Melasma appears on the face as sections of tan or dark skin not consistent with the patient’s normal skin color. Melasma usually appears slowly and is thought to be the result of sensitivity to hormonal changes. The dark facial patches are irregularly shaped and have no symptoms beyond their appearance. There are no long-term physiological effects of melasma; however, melasma may cause mild depression in people who are concerned about its effect on their appearance.
Melasma is the result of increased production of melanocytes through the hormones progesterone and estrogen when the face is exposed to ultraviolet light.
What are the symptoms?
Melasma appears as sections of skin – almost always on the face – that are darker than the patient’s normal skin tone. These patches can range in color from tan or brown, to gray-brown.

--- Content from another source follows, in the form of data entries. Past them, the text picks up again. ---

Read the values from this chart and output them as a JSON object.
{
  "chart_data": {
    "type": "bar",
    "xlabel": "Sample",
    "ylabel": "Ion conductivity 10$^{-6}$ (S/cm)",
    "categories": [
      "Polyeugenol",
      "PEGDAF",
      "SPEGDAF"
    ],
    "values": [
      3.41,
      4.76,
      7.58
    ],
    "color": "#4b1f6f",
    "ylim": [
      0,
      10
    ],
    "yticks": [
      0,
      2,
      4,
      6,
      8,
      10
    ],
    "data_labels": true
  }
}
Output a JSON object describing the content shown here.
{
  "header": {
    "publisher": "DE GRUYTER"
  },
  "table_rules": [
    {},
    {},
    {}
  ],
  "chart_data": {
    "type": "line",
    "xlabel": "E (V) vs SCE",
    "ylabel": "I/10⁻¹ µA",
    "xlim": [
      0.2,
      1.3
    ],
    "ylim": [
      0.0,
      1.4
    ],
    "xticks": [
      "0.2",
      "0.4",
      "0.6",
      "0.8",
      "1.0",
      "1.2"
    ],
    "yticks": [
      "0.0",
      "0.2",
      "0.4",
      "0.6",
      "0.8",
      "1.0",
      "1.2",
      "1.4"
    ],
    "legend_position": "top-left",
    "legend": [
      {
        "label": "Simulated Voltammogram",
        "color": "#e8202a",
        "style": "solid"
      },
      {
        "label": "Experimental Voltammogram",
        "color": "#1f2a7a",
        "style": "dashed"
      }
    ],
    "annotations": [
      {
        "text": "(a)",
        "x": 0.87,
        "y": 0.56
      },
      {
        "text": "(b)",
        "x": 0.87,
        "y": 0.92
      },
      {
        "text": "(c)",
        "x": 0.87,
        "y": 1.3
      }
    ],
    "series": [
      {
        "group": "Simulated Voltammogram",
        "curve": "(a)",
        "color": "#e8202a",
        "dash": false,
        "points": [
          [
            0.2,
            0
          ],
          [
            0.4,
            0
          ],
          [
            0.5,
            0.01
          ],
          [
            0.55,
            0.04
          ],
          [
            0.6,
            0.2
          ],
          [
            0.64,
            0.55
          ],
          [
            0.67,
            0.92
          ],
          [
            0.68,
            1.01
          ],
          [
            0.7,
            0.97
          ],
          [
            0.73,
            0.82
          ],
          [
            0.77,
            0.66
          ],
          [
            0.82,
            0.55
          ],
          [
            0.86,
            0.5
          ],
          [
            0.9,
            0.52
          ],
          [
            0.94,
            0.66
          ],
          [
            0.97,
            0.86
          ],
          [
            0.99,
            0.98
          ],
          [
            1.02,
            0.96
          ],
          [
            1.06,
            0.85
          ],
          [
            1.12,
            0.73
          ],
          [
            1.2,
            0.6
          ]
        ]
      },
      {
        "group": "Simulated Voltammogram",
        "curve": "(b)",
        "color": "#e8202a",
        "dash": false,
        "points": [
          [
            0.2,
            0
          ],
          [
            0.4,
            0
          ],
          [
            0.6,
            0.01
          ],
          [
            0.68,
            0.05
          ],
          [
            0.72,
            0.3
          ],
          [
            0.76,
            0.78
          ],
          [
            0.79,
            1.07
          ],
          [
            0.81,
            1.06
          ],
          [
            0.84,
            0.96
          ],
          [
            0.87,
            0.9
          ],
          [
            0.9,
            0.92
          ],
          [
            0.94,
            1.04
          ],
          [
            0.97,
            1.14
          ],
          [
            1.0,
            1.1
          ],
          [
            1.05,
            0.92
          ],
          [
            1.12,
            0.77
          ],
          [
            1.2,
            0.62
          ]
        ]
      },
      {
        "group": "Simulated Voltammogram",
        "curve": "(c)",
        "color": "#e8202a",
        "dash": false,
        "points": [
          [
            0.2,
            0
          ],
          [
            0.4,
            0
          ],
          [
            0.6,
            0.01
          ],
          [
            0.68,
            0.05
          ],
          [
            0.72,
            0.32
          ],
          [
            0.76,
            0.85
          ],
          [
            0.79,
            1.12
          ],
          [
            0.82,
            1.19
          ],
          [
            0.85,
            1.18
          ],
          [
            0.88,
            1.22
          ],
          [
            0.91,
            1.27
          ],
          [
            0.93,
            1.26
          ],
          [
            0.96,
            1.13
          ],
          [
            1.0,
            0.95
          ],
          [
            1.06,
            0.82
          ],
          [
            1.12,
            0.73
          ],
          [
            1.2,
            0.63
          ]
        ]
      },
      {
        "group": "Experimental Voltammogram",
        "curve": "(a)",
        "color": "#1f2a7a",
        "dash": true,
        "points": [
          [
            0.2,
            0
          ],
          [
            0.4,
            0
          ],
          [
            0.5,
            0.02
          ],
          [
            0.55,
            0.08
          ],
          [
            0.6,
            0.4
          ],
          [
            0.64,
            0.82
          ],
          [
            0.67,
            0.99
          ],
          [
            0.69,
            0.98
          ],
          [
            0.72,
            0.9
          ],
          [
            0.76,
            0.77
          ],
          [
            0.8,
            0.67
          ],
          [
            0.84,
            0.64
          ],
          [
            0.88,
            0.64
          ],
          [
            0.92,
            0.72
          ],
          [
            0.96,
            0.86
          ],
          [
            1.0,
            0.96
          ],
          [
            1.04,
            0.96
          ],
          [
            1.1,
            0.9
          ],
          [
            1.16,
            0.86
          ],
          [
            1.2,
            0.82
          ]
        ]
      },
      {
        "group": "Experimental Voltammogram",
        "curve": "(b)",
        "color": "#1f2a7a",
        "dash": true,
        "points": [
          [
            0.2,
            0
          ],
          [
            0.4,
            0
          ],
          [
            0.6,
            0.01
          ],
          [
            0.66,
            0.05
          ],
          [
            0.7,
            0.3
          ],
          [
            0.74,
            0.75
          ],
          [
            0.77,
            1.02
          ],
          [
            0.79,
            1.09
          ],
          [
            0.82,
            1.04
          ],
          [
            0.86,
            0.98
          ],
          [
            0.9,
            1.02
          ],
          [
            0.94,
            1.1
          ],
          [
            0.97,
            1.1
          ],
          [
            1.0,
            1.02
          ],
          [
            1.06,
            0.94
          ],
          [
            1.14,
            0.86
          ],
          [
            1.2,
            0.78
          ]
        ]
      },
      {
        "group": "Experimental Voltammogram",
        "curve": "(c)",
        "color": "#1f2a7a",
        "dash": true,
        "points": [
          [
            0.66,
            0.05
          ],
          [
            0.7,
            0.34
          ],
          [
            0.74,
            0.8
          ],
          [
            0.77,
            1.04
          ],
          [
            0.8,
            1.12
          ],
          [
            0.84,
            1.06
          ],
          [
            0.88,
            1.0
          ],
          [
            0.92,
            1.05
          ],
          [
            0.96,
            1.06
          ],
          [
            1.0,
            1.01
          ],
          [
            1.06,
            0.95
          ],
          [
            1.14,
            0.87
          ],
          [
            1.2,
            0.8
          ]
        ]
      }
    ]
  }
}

Though melasma may appear on the forearms and neck, these areas are far less likely to show melasma symptoms.
Who gets it?
Almost all melasma patients are women, particularly women who:
Take oral contraceptives
Take patch contraceptives
Use hormone replacement therapy drugs
Have a darker (more tan) skin color and live in sunny areas
Have a family history of melasma
Are allergic to certain medications or cosmetics
Thyroid disease may also spur the appearance of melasma.
Though some women can suffer from melasma for years due to their use of contraceptives, melasma usually subsides of its own accord after time, usually a few months. Dermatologists can treat melasma with topical depigmenting agents or other medications. Continued sun exposure, however, may render such treatments ineffective.